Given a 1D real array, viewed as a time series, one can search for M change points, sometimes termed structural breaks, where the mean changes by exhaustive search, although the time taken is exponential in M. One minimizes the total squared error for the M+1 segments of data. Below is a code that handles M = 2. Does someone have a faster and more general algorithm? There are many Fortran codes for continuous optimization but fewer for integer optimization (here the integer parameters are the positions of the breaks). Having found potential change points, statistical tests are needed to estimate the probabilities they are spurious. Changepoint: An R Package for Changepoint Analysis surveys the literature and presents an R package calling C code, but it would be nice to have a Fortran version.
module change_point_mod
implicit none
private
public :: dp,change_points_2
integer, parameter :: dp = kind(1.0d0)
contains
subroutine change_points_2(x,xmean,i1,i2)

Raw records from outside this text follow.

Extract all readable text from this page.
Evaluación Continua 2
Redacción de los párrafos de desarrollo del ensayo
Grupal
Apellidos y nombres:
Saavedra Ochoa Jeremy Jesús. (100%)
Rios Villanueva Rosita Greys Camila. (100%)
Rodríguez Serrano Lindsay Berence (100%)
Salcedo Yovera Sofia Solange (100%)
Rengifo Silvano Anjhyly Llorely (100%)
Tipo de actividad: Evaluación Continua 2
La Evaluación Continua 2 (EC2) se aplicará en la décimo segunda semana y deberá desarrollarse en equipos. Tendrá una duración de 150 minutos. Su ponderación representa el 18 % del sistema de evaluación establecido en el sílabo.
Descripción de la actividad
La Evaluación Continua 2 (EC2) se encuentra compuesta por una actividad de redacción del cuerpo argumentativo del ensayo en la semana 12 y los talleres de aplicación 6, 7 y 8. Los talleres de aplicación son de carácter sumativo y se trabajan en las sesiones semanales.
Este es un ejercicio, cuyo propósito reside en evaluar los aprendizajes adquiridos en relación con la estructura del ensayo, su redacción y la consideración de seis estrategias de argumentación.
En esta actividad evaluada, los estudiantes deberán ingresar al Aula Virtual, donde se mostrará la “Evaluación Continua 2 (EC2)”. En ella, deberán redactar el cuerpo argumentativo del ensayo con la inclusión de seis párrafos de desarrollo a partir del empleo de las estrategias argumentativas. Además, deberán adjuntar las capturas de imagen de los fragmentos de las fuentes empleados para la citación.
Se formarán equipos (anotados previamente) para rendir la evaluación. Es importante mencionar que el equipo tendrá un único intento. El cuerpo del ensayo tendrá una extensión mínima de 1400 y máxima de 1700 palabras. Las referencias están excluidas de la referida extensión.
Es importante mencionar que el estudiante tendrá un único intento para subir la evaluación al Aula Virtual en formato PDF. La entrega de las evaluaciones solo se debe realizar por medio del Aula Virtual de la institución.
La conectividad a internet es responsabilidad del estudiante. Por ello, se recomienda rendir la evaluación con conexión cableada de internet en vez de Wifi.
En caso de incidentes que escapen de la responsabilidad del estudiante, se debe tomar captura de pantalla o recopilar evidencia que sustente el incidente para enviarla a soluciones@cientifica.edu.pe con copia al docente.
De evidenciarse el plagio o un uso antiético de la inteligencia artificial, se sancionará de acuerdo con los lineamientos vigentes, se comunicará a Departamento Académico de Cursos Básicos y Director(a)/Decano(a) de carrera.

! find the two positions i1 and i2 that best partition x(:) into segments of minimum variance
real(kind=dp), intent(in) :: x(:)
real(kind=dp), intent(out) :: xmean(:)
integer , intent(out) :: i1,i2
integer :: j1,j2,n
real(kind=dp) :: sumsq,sumsq_min,xmean_try(size(x))
n = size(x)
if (n < 3) stop "need size(x) > 2"
if (size(xmean) /= size(x)) stop "need size(x) == size(xmean)"
sumsq_min = huge(x)
do j1=2,n-1
do j2=j1+1,n
call set_mean(x,1,j1-1,xmean_try)
call set_mean(x,j1,j2-1,xmean_try)
call set_mean(x,j2,n,xmean_try)
sumsq = sum((x-xmean_try)**2)
if (sumsq < sumsq_min) then
sumsq_min = sumsq
i1 = j1
i2 = j2
xmean = xmean_try
end if
end do
end do
end subroutine change_points_2
!
subroutine set_mean(x,j1,j2,xmean)
! set xmean(j1:j2) to mean(x(j1:j2))
real(kind=dp), intent(in) :: x(:)
integer , intent(in) :: j1,j2
real(kind=dp), intent(inout) :: xmean(:)
integer :: n
n = size(x)
if (n > 0 .and. j1 > 0 .and. j2 >= j1 .and. j2 <= n) xmean(j1:j2) = sum(x(j1:j2))/(j2-j1+1)
end subroutine set_mean
end module change_point_mod
program xchange_points
! 04/23/2021 11:02 AM driver for change_points_2
use change_point_mod , only: dp,change_points_2
implicit none
integer :: i1,i2,iter
integer, parameter :: n = 1000, niter = 5, i1_true=301, i2_true = 601
real(kind=dp) :: xx(n),xmean(n),diff
call random_seed()
diff = 0.1_dp
write (*,"(5a8)") "i1","i2","mean1","mean2","mean3"
write (*,"(2i8,3f8.4,1x,'TRUE')") i1_true,i2_true,0.0_dp,diff,-diff
do iter=1,niter
call random_number(xx) ! using uniform variates for simplicity -- better to use normal variates
xx = xx - 0.5_dp
xx(i1_true:i2_true-1) = xx(i1_true:i2_true-1) + diff
xx(i2_true:) = xx(i2_true:) - diff
call change_points_2(xx,xmean,i1,i2)
write (*,"(2i8,3f8.4)") i1,i2,xmean([1,i1,i2])
end do
end program xchange_points
gives output
i1 i2 mean1 mean2 mean3
301 601 0.0000 0.1000 -0.1000 TRUE
289 601 -0.0207 0.0931 -0.1155
354 601 -0.0156 0.1260 -0.1053
370 601 -0.0106 0.1410 -0.0976
427 601 0.0040 0.1364 -0.1233
303 598 -0.0154 0.1153 -0.1155
in 6 seconds on my PC using gfortran -O2.